Lunedì, 06 maggio 2024 - ore 12.39

Il punto di Rosario Amico Roxas. Il capitalismo liberista

Il nostro opinionista parte dal recente scandalo Volkswagen

| Scritto da Redazione
Il punto di Rosario Amico Roxas. Il capitalismo liberista

Perché meravigliarsi se oggi capitalisti, imprenditori, manager, finanzieri non sono più quelli di una volta?

Perché meravigliarsi se una delle più grandi aziende automobilistiche del mondo, come la Volkswagen, si è rivolta alla truffa generalizzata pur di vendere il suo prodotto e mantenere un primato mondiale?

La Volkswagen, e tutto ciò che le sta attorno che è esploso come un bubbone, è il frutto di una logica sistemica prodotta dalla distorsione del liberalismo, diventato liberismo capitalistico, che ha già colpito, negli Stati Uniti, con lo scandalo miliardario della Enron, una delle più grandi multinazionali statunitensi, operante nel campo dell’energia e fallita nel 2001. Indagando a fondo si scoprì che la Enron innanzitutto manteneva alto il livello dei suoi redditi con trucchi contabili, ma anche ottenendo agevolazioni da parte del governo, ottenute in cambio di aiuti nelle campagne elettorali o donazioni a numerosi uomini politici in denaro o in pacchetti azionari. Comportamenti di questo tipo non erano adottati a vantaggio solo di esponenti del partito repubblicano, ma anche di quello democratico; ciò rappresenta un capitalismo entrato nella sua terza età, che ha rinnegato il sistema democratico per accedere al liberismo sfrenato, svincolato dal controllo delle Istituzioni.

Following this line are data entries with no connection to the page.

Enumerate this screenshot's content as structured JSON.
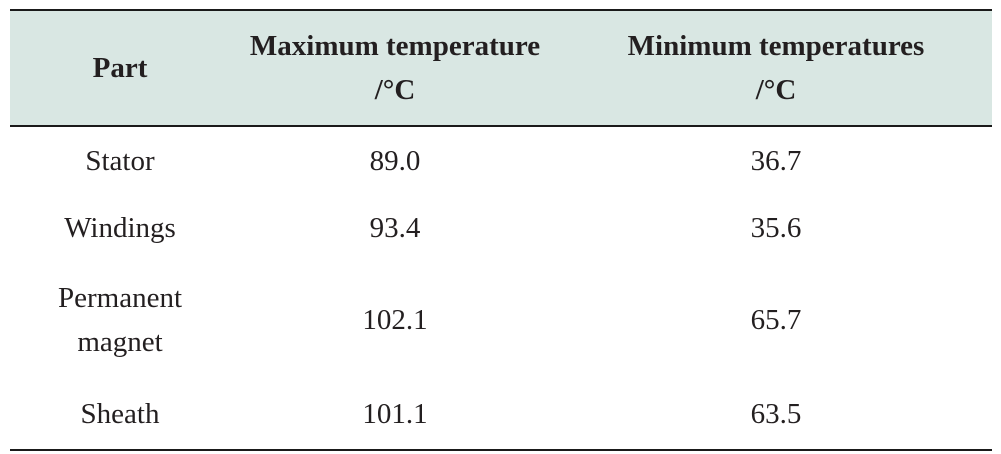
{
  "table": {
    "headers": {
      "part": "Part",
      "max_line1": "Maximum temperature",
      "max_line2": "/°C",
      "min_line1": "Minimum temperatures",
      "min_line2": "/°C"
    },
    "rows": [
      {
        "part_line1": "Stator",
        "part_line2": "",
        "max": "89.0",
        "min": "36.7"
      },
      {
        "part_line1": "Windings",
        "part_line2": "",
        "max": "93.4",
        "min": "35.6"
      },
      {
        "part_line1": "Permanent",
        "part_line2": "magnet",
        "max": "102.1",
        "min": "65.7"
      },
      {
        "part_line1": "Sheath",
        "part_line2": "",
        "max": "101.1",
        "min": "63.5"
      }
    ]
  }
}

Perché «entrato nella sua terza età»? Ricapitolando:

· fase 1 o eroica (che tocca il culmine nel XIX secolo), dove si affermano i capitani d’industria, le cui attività portano alla formazione di grandi imprese, come le corporation americane;

· fase 2 o dei diadochi (che si generalizza nella prima metà del secolo XX), dove gli eredi dei grandi imprenditori passano la mano a manager e proprietari azionisti;

· fase 3 o speculativa (che dopo un primo sviluppo negli anni Sessanta giunge solo oggi a completa maturazione), dove i principale azionisti, non confidando nei manager, iniziano, come si dice in gergo, a non mettere tutte le uova nello stesso paniere, diversificando gli investimenti per distribuire i rischi.

Nascono così i manager di portafoglio, la cui funzione è assolta da venditori istituzionali e intermediari finanziari (fondi di investimenti, società finanziarie ecc.), ma anche da finanzieri e imprenditori privi di scrupoli… Il “gioco” finisce così per riguardare solo chi decide di offrire capitale e chi decide come investirlo. E quel che conta per entrambi non è più la bandiera o il carisma imprenditoriale, ma la redditività di un capitale investito, che a causa della crescente instabilità dei cambi e del progresso tecnologico, diventa sempre più speculativo. È perciò ovvio che in tale situazione proliferino avventurieri di ogni genere.

Il capitalismo sembra tornato alle sue origine piratesche. Ma personaggi come Drake erano intrepidi spadaccini e furbissimi pirati, mentre le figure attuali che emergono nel pianeta del capitalismo sono a dir poco patetiche: da capitalismo in disarmo. Come finirà?

Schumpeter riteneva che il capitalismo generasse una forma mentis ipercritica, giovevole al progresso economico (la cosiddetta distruzione creatrice), ma non a quello sociale, perché l’“ipercriticismo”, dopo aver distrutto l’autorità morale delle altre istituzioni, si sarebbe rivolto contro le proprie, come l’attuale scandalo della Volkswagen dimostra nel dettaglio. Il sistema appariva proiettato, già negli anni Quaranta del secolo scorso, verso l’esaurimento delle risorse morali. E i continui scandali di oggi, le corruttele generalizzate, come gli appelli retorici al rispetto delle “regole”, indicano che Schumpeter aveva ragione.

Del resto, come tutte le istituzioni sociali, anche il capitalismo è “mortale”, anche se a coloro che vi sono nati e vissuti può apparire eterno. Non si capisce allora perché anche il capitalismo, come sistema politico, economico e sociale, non possa subire la stessa sorte di altre grandi istituzioni come l’Impero Romano, giudicato altrettanto eterno dai suoi contemporanei. Ecco, allora, che figure, in fondo patetiche, come quelle degli attuali capitalisti/liberisti, possono ricordare quelle degli ultimi imperatori romani d’Occidente, ad esempio Giulio Nepote e Romolo, detto Augustolo, dediti in modo infantile alle proprie questioni private ma ignari che il mondo politico e sociale circostante era sul punto di svanire per sempre.